Study finds few near SRS faced higher cancer risk


Staff Writer

A 13-year study has concluded that few people living near the Savannah River Site suffered a substantially higher risk of cancer from pollution at the nuclear weapons complex during the Cold War.

The federally sponsored study, out for public comment through Friday, says the overall surrounding population did not receive major radiation doses from SRS.

“This has been a long time coming,” said C.M. Wood, a health physicist with the Centers for Disease Control and Prevention. “We have learned that there were not significant doses to the public from the Savannah River Site.”

The findings are important, Wood said, because they likely will end the ambitious research project on pollution and its health effects to local populations in South Carolina and Georgia.

At SRS, scientists relied on 50,000 boxes of records to help reconstruct radiation and chemical releases at the site from the early 1950s to 1992, when atomic weapons production reactors shut down. Some of the records had been classified for decades by the federal government. The study was launched in 1992.

The CDC, which hired a contractor to perform the work, will not continue the research unless substantial new information turns up in the next few months, Wood said.

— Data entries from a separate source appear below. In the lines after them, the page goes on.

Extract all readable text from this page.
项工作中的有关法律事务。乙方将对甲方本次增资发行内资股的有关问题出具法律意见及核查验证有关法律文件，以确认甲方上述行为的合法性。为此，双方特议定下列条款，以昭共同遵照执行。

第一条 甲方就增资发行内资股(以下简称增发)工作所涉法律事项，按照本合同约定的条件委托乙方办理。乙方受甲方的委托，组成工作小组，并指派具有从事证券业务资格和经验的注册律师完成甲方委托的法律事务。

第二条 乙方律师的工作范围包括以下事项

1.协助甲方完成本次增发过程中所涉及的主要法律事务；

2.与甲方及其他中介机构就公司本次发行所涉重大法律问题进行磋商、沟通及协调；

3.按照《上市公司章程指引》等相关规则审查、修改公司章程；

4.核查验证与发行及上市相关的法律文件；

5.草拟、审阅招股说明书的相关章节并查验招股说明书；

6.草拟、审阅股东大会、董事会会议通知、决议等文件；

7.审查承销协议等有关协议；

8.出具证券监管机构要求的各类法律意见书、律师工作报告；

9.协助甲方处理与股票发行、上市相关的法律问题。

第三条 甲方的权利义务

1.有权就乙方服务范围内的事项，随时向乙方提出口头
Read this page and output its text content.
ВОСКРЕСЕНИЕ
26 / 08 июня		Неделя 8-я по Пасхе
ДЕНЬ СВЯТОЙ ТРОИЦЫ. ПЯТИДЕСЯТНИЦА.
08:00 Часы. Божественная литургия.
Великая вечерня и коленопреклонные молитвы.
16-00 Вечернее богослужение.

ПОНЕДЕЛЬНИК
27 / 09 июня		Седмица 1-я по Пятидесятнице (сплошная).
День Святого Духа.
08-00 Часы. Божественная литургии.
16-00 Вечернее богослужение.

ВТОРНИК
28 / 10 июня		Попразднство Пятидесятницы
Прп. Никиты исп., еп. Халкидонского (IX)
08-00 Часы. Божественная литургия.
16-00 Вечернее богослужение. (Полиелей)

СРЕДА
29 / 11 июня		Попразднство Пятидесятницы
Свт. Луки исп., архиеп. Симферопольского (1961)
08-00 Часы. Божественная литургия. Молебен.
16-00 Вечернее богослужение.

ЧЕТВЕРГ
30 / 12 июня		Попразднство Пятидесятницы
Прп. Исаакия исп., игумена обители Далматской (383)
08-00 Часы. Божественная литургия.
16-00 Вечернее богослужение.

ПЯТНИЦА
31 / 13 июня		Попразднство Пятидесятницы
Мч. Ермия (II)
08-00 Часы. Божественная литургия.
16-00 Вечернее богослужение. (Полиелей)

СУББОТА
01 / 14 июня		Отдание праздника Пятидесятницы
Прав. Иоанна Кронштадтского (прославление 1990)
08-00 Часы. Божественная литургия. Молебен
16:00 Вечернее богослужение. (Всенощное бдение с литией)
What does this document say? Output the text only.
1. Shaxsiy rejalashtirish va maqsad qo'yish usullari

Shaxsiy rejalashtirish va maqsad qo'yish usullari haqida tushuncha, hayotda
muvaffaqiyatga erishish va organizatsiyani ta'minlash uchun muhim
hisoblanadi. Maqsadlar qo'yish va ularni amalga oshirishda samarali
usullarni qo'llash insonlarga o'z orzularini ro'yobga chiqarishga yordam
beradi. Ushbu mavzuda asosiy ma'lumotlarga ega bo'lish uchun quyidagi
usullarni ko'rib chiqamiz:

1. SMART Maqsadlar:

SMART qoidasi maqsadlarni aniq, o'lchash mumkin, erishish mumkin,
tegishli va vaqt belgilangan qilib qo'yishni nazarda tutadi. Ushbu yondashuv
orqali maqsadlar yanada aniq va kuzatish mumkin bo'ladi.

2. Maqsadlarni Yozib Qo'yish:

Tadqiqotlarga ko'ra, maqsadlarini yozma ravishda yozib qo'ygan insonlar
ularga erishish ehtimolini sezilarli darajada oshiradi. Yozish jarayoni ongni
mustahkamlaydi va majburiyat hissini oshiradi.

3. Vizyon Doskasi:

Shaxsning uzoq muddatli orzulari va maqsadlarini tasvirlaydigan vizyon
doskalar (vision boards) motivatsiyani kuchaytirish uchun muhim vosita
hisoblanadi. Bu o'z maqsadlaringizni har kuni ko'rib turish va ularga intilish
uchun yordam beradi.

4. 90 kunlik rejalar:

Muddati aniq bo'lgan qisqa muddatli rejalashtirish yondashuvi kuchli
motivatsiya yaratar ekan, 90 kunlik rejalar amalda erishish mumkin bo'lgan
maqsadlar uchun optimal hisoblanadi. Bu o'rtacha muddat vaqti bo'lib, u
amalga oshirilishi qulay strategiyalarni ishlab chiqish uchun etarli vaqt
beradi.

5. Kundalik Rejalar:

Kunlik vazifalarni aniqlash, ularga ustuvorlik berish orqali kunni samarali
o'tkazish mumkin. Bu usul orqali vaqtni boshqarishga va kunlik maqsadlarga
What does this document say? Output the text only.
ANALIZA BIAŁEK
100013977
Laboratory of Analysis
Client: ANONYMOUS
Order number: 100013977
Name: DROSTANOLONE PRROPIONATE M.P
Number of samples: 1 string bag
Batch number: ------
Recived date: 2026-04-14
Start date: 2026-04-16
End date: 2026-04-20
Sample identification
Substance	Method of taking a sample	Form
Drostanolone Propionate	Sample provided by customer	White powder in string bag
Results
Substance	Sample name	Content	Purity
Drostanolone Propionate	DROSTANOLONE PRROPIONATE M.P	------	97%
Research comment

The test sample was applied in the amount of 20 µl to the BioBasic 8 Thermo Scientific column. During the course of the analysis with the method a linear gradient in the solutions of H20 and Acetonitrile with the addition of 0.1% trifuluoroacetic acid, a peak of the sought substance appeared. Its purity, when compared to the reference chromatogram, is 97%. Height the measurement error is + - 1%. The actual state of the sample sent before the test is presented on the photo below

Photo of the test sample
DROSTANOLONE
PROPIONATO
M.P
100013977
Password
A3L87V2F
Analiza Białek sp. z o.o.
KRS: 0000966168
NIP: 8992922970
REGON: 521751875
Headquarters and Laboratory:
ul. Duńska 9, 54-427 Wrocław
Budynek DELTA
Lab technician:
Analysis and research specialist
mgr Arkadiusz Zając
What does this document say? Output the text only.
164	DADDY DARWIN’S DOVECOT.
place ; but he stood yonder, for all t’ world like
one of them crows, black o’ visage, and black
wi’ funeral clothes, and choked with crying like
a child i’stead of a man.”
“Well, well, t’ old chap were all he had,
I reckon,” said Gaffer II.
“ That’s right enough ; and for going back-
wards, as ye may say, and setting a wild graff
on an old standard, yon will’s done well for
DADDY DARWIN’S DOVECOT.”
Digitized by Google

The report is expected to become final after a federal committee reviews it in September, according to the CDC.

Atomic engineer Arjun Makhijani, a critic of federal nuclear sites, said it is hard to believe people’s health hasn’t been threatened by SRS. He has not reviewed the study, but noted the Savannah River is a drinking-water source and popular recreational spot.

“Discharges from the Savannah Site do pose a risk to the downstream population,” he said.

The CDC report notes that some people living near SRS who were born in 1955 likely received higher doses than people born in the 1960s. Nuclear weapons production in the 1950s released into the air and water substantial amounts of iodine, which can cause cancer.

Still, the report found a less than 1 percent chance anyone born in 1955 and living near the site would die from cancer related to SRS pollution.

A previous phase of the study documented notable releases of radioactive pollutants, such as plutonium, tritium and iodine, from the 1950s to 1992. The 1999 phase of the study showed some buildup of contaminants in animals and plants near the site, as well as in cow’s milk.